Ça y’est ! Nous nous approchons dangereusement de la première date fatidique que tous les commentateurs, candidats, partis, politiciens et consorts attendent avec impatience : le premier tour des élections présidentielles. Pour la démocratie et son système de représentation, le 23 avril constituera un enjeu de taille. Un enjeu pour toutes celles et ceux qui croient encore que le changement se fera dans les urnes. Pour tous ceux qui voteront pour la première fois pour un candidat d’une nouvelle couleur politique, ceux qui iront un peu plus à gauche, ou un peu plus à droite. Ceux qui tenteront le grand écart. Ceux qui pensent qu’il s’agira là d’un nouveau défi, d’une nouvelle aventure. Ou même, ceux qui voteront pour le candidat qu’ils pensent voir remporter l’élection, en croyant qu’en élisant le gagnant, eux aussi gagneront peut-être quelque chose. Avec des intentions qui vont de la plus cynique à la plus noble, des milliers de « citoyens » vont se retrouver devant les urnes le week end prochain. Pour une bonne partie d’entre eux, le vote fait figure de solution de la dernière chance, alors que pour d’autres, il est vu comme un jeu où le vote et la vie réelle n’ont aucune chance d’entrer en contact.

Bien entendu, nous ne disons pas que les résultats du scrutin n’auront aucune influence sur la suite des événements. Qu’il s’agisse du climat plus ou moins morbide qui s’ensuivra, ou de la conduite du pouvoir, pas mal de choses concrètes s’en ressentiront. On a conscience notamment que les luttes à venir auront plus ou moins d’obstacles policiers et judiciaires à affronter en fonction du grand vainqueur. Pour autant, on ne se leurre pas : même un candidat ayant les meilleures intentions, la plus grande honnêteté, la plus limpide des transparences ne pourra jamais nous satisfaire. Et pour cause, être président, c’est d’abord gouverner, diriger un état. Autrement dit, prendre des décisions techniques pour que le pays puisse naviguer au mieux dans les eaux du capitalisme. À cela, aucun modèle ni aucune solution institutionnelle ne pourront être trouvés. La gauche, dans toutes ses tentatives, ne fait qu’entretenir des illusions que seuls les plus naïfs peuvent encore avaler. Les souvenirs du mouvement contre la « loi travail », passée à grands renforts de 49-3 alors que les manifestations se faisaient brutalement réprimer par la police et enterrer par la justice sont encore frais.

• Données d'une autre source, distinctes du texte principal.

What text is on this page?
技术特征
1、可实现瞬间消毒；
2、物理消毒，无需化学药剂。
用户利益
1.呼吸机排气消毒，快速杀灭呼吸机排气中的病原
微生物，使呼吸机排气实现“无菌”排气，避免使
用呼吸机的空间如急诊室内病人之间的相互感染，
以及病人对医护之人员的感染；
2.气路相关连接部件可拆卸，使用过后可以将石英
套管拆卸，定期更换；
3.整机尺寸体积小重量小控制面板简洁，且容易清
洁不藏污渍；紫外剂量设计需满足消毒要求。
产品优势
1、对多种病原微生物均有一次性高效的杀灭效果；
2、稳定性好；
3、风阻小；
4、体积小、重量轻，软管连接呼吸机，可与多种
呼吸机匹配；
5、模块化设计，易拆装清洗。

Par ailleurs la gauche, en plus de nous faire croire qu’elle peut (ou veut) encore quelque chose contre le capitalisme, n’hésitera pas à nous ressortir le désormais bien connu « vote utile » censé faire « barrage au FN ». Notons qu’elle n’est pas seule dans ce cas, et qu’en matière de barrage, elle avance main dans la main avec les républicains. Là le discours, à force d’être répété et repris à toutes les sauces par des personnalités politiques diverses et variées, commence à nous donner la nausée. Il parait qu’il en va de notre responsabilité si le FN passe, que c’est de notre devoir d’aller voter pour les contrer, que l’important est de faire front ensemble, de s’allier, se rassembler. Peu importe si le PS a profité de ces 5 dernières années pour appliquer une politique qui a dû bien donner le sourire à Le Pen à certains moments. L’important là ne se joue pas au niveau des idées, il suffit seulement de choisir un camp, et gare à ceux ou celles qui voudraient choisir l’équipe bleue marine. Avec les tentatives de dédiabolisation du FN lancées par Marine Le Pen, ça s’agite dans tous les sens pour, plus que jamais, rappeler que l’extrême droite n’est pas une équipe comme une autre.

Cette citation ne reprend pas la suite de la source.